Wohlin et al. [2002] adopt the business benchmarking definition, viewing benchmarking as a continuous improvement process that strives to be the best of the best through the comparison of similar processes in different contexts.
2.2.1. Benchmarking vs evaluation
The reason for benchmarking software products instead of just evaluating them is to obtain several benefits that cannot be obtained from software evalua-tions. As figure 2.3 illustrates, software evaluation shows the weaknesses of the
software or its compliance to quality requirements. If several software products are involved in the evaluation, we also obtain a comparative analysis of these products and recommendations for users. However, when benchmarking several software products, in addition to all the benefits commented, we also gain con-tinuous improvement of the products, recommendations for developers on the practices used when developing these products and, from these practices, those that can be considered best practices.

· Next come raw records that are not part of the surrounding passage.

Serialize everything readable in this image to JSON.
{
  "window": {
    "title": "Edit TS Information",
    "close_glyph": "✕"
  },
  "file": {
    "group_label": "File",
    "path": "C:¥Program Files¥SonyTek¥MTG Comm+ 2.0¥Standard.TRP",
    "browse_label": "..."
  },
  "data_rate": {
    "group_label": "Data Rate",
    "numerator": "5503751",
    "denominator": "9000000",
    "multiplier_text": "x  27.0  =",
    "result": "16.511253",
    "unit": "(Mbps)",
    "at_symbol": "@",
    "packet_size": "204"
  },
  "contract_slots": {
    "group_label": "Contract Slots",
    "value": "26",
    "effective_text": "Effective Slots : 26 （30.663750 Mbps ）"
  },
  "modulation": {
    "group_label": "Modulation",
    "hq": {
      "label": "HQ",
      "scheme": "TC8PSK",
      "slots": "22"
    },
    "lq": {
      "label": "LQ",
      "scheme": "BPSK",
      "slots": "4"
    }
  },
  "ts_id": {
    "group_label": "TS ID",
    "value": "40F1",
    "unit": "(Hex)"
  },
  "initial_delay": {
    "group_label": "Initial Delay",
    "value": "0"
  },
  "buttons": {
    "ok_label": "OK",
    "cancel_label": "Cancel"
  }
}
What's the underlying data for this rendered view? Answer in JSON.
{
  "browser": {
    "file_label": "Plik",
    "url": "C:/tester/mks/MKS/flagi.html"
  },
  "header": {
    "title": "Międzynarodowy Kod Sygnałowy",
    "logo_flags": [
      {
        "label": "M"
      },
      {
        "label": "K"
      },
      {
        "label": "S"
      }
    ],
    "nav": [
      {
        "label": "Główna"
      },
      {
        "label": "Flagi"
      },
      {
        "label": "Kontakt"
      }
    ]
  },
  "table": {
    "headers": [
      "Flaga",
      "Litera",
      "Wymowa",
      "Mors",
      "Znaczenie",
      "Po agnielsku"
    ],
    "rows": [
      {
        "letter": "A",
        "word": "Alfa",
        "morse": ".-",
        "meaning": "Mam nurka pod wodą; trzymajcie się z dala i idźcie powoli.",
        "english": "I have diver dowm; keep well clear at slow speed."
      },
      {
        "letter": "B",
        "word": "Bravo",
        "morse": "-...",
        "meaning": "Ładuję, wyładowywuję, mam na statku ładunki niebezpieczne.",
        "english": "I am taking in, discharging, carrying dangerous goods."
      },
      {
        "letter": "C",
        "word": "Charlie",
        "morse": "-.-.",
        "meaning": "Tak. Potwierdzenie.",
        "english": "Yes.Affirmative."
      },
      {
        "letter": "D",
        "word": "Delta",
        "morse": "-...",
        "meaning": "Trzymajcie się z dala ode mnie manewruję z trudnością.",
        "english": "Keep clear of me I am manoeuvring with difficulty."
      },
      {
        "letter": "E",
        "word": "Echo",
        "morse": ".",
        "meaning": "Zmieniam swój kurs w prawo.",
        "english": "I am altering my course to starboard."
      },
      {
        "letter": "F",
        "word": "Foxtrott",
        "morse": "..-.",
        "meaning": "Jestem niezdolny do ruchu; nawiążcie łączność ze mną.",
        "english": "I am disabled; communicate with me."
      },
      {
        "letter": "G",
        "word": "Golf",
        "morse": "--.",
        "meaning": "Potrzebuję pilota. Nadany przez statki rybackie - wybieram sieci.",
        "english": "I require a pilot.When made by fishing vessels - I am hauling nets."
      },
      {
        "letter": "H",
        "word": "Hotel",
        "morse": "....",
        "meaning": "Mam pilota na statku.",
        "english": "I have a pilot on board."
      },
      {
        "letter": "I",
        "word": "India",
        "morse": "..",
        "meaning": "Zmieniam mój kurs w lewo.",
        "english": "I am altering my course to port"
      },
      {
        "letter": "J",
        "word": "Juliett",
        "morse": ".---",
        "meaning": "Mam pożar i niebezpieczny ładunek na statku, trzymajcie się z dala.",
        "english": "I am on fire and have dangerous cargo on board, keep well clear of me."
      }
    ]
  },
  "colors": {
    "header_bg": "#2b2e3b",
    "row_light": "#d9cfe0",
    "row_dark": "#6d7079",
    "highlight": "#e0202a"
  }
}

Figure 2.3: Benchmarking benefits.
2.2.2. Benchmarking classifications
This section presents two different classifications of benchmarking that, al-though they were created inside the business management community, can be applied to software benchmarking. One of the classifications is focused on the participants involved in it, whereas the other is based on the nature of the objects under analysis.
The main benchmarking classification was presented by Camp [1989]. He categorises benchmarking depending on the kind of participants involved, and his classification has been adopted by authors such as Sole and Bist [1995], Ahmed and Rafiq [1998] and Fernandez et al. [2001]. The four categories identified by Camp are
Internal benchmarking. It measures and compares the performance of activities, functions and processes within one organization.

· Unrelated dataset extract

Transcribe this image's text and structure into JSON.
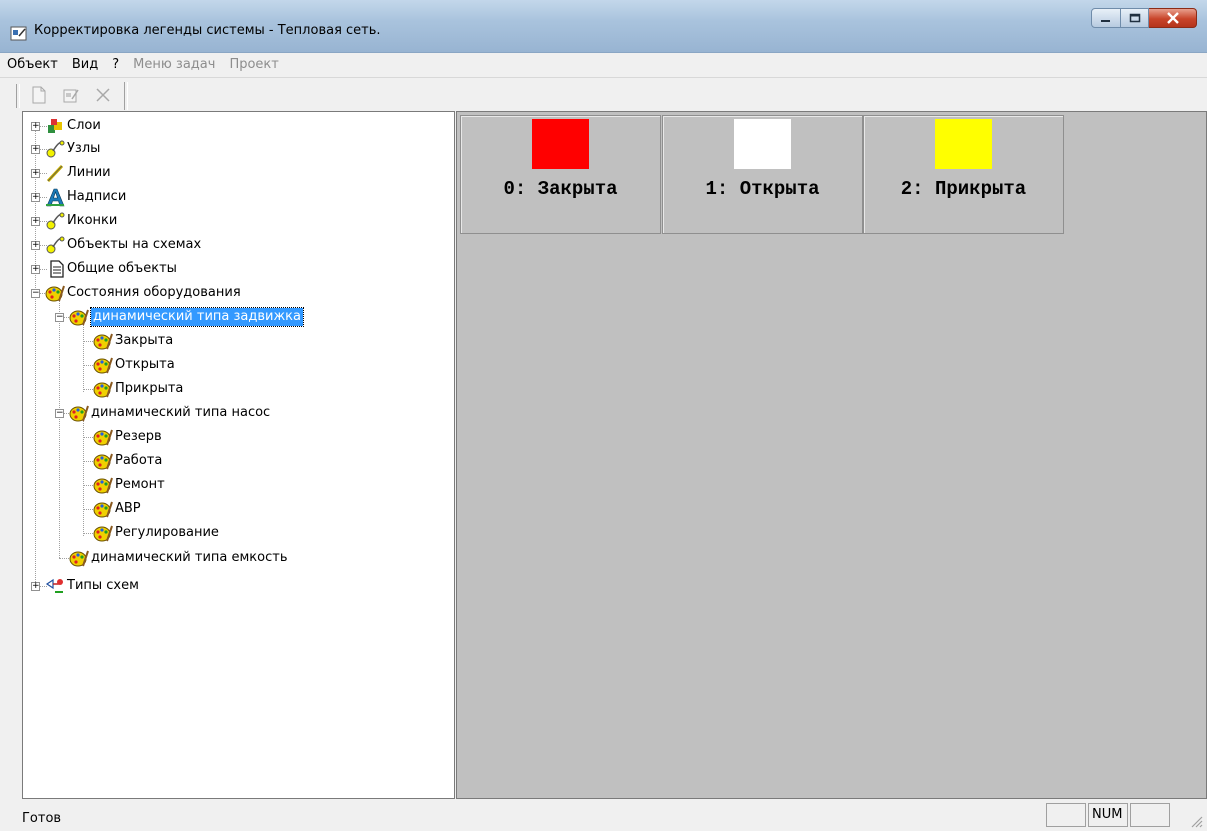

Competitive benchmarking. In this case, the comparison is made with products, services, and/or business processes of a direct competitor.
Functional benchmarking (also called industry benchmarking). This category is similar to the previous one, competitive benchmarking, except that the comparison involves a larger and more broadly defined group of competitors in the same industry.
Generic benchmarking. Its aim is to search for general best practices, without regarding any specific industry.
Another classification categorises benchmarking according to the nature of the objects under analysis. This classification first appeared in Ahmed and Rafiq’s [1998] paper and complements Camp’s classification. A few years later, Lankford [2000] established a separate classification and identified the following types of benchmarking:
Process benchmarking. It involves comparisons between discrete work processes and systems.
Performance benchmarking. It involves comparison and scrutiny of performance attributes of products and services.
Strategic benchmarking. It involves comparison of the strategic issues or processes of an organization.